Sadpuppy Tue 13-May-14 12:45:22

Is there a chart like that Wiki one for children?

maras2 Tue 13-May-14 12:44:59

Mine's 600.Non smoker,no asthma,age 60,wind instrument player.

PostHocErgoPropterHoc Tue 13-May-14 12:44:54

I think mine says normal peak flow values doesn't it? It's just an asthma related website. Did I mess up my snarky LMGTFY?

QuintessentiallyQS Tue 13-May-14 12:43:54

I dont smoke.

QuintessentiallyQS Tue 13-May-14 12:43:41

So, I do in the region of 350 in the morning before preventer inhaler.
410 in the evening just before bed.

QuintessentiallyQS Tue 13-May-14 12:42:04

So PostHocs link is normal values for a person with asthma, and Future Supremes link gives value for people without asthma?
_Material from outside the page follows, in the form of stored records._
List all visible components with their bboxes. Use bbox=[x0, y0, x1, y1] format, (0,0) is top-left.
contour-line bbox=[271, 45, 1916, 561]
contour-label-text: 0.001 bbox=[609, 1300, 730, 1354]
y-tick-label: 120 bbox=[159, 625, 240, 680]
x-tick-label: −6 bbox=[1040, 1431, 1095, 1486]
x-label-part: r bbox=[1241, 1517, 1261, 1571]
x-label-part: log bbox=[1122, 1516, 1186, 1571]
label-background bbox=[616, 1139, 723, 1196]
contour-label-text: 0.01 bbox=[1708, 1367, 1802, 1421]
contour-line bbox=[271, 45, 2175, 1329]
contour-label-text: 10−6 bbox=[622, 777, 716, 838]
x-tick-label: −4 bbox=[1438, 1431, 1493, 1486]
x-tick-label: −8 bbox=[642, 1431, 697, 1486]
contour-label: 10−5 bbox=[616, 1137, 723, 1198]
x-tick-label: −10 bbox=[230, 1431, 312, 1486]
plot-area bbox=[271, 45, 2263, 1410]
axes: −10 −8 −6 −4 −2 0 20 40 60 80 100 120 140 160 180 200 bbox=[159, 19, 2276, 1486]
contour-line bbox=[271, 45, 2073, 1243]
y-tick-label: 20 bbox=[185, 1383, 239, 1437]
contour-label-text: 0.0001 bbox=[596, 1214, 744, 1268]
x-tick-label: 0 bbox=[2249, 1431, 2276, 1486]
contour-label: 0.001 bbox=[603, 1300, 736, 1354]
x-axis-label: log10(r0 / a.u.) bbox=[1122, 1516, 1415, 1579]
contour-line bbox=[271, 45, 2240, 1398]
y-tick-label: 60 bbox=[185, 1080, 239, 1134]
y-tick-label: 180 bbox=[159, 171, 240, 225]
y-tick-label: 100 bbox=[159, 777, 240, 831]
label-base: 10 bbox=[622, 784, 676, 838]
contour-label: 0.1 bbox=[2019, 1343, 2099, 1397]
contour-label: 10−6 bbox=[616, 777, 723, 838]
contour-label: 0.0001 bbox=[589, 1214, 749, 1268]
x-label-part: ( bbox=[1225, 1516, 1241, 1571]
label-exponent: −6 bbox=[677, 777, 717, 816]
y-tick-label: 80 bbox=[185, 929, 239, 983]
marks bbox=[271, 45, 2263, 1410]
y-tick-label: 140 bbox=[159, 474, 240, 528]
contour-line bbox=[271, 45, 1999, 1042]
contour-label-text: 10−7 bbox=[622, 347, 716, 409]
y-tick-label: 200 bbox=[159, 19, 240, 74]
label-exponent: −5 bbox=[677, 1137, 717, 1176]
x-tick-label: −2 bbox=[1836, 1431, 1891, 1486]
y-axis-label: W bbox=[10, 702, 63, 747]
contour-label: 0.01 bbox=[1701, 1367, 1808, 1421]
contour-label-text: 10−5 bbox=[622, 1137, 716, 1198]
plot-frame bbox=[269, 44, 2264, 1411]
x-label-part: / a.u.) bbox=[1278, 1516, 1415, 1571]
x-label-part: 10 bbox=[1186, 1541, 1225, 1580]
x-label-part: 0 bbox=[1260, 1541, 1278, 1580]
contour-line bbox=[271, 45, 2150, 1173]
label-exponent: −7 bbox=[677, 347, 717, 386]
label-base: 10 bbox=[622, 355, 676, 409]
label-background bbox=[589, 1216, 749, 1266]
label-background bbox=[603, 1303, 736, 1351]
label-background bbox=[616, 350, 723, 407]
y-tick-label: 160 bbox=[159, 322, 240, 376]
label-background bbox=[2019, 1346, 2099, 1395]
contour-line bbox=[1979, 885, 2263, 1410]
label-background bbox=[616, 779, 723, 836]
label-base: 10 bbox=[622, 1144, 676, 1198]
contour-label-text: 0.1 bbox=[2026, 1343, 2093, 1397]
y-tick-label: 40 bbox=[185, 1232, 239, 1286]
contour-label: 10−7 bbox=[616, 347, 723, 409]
LtEveDallas Tue 13-May-14 12:40:40

I'm a 41 year old smoker and did 380 last Tuesday. Thats pretty poor judging by the SIOB the nurse did.

PostHocErgoPropterHoc Tue 13-May-14 12:40:19

I never get any idea of the number when I do it at the GPs, they just tell me to have another go and give a vague idea of whether it's any good or not.

thegreylady Tue 13-May-14 12:38:36

I have asthma and 300 is really good for me sad

stargirl1701 Tue 13-May-14 12:37:16

DH used mine last night. He got 690! Mine is an average of 400 when I'm well.

I think men and women differ. Men have larger lung capacity?